Assuming that the London workhouse lying-in wards have certain conditions in common, we find that twenty-seven infirmaries suffered from lying-in deaths in five years, and that in thirteen there were no deaths in the same years. Now, in each of these twenty-seven hospitals yielding deaths, the deliveries averaged 29 per annum, while in the thirteen infirmaries without deaths the deliveries averaged under 16 per annum.
Again, in twenty-one infirmaries with deaths, the average disposable space for each occupied lying-in bed was 2,246 cubic feet; while in nine infirmaries without deaths the space per occupied bed averaged 3,149 cubic feet. These, however, are only averages, and as such may be taken for what they are worth. There were exceptions to these rules in particular cases.
The facts regarding Waterford Lying-in Institution have a very important bearing on this question of subdivision.

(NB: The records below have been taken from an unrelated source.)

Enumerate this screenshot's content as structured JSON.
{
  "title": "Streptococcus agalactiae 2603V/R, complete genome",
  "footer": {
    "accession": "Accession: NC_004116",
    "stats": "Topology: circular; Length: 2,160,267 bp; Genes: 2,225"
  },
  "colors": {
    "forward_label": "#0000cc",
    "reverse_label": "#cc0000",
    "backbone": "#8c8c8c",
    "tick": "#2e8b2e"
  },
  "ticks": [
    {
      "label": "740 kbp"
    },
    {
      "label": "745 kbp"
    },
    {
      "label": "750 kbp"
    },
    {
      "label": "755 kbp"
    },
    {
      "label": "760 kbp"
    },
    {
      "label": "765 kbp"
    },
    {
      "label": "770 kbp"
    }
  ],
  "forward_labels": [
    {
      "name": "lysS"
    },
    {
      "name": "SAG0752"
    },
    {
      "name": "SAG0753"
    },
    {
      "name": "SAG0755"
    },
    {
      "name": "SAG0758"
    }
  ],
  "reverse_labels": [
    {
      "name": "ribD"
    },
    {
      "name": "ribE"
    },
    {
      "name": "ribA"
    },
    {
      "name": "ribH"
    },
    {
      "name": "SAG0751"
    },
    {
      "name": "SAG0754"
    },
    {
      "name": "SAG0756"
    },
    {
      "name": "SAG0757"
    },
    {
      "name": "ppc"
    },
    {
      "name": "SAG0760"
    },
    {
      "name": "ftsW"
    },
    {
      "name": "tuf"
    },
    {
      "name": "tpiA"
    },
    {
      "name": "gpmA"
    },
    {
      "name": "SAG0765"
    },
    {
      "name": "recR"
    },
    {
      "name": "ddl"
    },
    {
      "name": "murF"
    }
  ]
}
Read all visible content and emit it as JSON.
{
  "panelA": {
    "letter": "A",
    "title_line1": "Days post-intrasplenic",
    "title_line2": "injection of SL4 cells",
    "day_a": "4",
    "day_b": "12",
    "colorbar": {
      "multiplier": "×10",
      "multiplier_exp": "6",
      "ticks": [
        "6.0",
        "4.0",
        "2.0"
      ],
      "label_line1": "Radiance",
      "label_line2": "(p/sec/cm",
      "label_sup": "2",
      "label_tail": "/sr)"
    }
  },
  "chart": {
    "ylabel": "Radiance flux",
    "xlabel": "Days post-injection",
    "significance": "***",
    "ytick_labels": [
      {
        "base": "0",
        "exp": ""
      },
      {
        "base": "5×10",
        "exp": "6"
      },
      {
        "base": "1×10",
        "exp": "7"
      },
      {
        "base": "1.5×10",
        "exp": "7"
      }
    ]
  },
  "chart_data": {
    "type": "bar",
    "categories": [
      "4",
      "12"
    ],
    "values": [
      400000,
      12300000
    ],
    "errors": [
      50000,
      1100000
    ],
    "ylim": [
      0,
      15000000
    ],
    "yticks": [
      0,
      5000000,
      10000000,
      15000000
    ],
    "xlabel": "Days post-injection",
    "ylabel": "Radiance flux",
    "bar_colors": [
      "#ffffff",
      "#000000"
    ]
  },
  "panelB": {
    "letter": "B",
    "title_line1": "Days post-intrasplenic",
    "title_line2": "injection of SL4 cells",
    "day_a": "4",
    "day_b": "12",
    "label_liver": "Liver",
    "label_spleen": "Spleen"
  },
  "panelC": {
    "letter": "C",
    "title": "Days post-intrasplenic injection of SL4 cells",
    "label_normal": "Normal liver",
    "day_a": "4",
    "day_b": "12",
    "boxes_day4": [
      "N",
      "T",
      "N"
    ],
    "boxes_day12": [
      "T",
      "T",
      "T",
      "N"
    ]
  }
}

In the years from 1838 to 1844 this hospital consisted of two rooms in a small house. One room was a delivery ward. The other held eight lying-in beds. The total deliveries in this house amounted to 753, and there were 6 deaths = 8 per 1,000. Half this mortality was due to puerperal fever.
In October 1844 this hospital occupied another small house, in which the eight lying-in beds were placed in two rooms instead of one as formerly—four beds per room. Up to October 1867 there had been 2,656 deliveries in this house, and 9 deaths—a mortality of 3·4 per 1,000. There were only two puerperal fever deaths in these 2,656 deliveries.
These facts appear to show that subdivision among lying-in cases has a certain influence in warding off mortality.
But, on the other hand, the death-rates among lying-in cases in particular hospitals are not always in the ratio of the number of occupied beds. A few illustrations of this will suffice.
Thus, in the year 1861, there were in the Rotunda Hospital, Dublin, 1,135 deliveries, on which the death-rate was 51·9 per 1,000. In 1828 the deliveries were 2,856, and the death-rate 15 per 1,000. In the four years 1830 to 1833, the deliveries varied from 2,138 to 2,288, and the death-rates were a little more than 5 per 1,000. In Queen Charlotte’s Hospital the highest death-rate occurred in 1849, during which year there were 161 deliveries. The death-rate was 93·2 per 1,000, while in 1832, with 217 deliveries, the death-rate was just one tenth of this amount.
In the Maison d’Accouchement at Paris, during the five decennial periods between 1810 and 1859,[[9]] there were 141,476 deliveries, among which there occurred 6,288 deaths, giving a death-rate of 44·4 per 1,000. The lowest death-rate in any of the decennial periods occurred between 1840 and 1849, when it amounted to 41·9 per 1,000. The largest number of deliveries of any period in the half century was during this ten years. They amounted to 34,776; while, in the period from 1850 to 1859, the deliveries were 24,944, and the death-rate 52 per 1,000.
The Dublin Rotunda approximates most to this Paris Maternité in the large number of deliveries, vibrating around 2,000 a year; while, in Queen Charlotte’s Hospital, where, even since its reconstruction, the mortality has been in many years higher than in the Dublin Rotunda, the number of annual deliveries has varied around 200.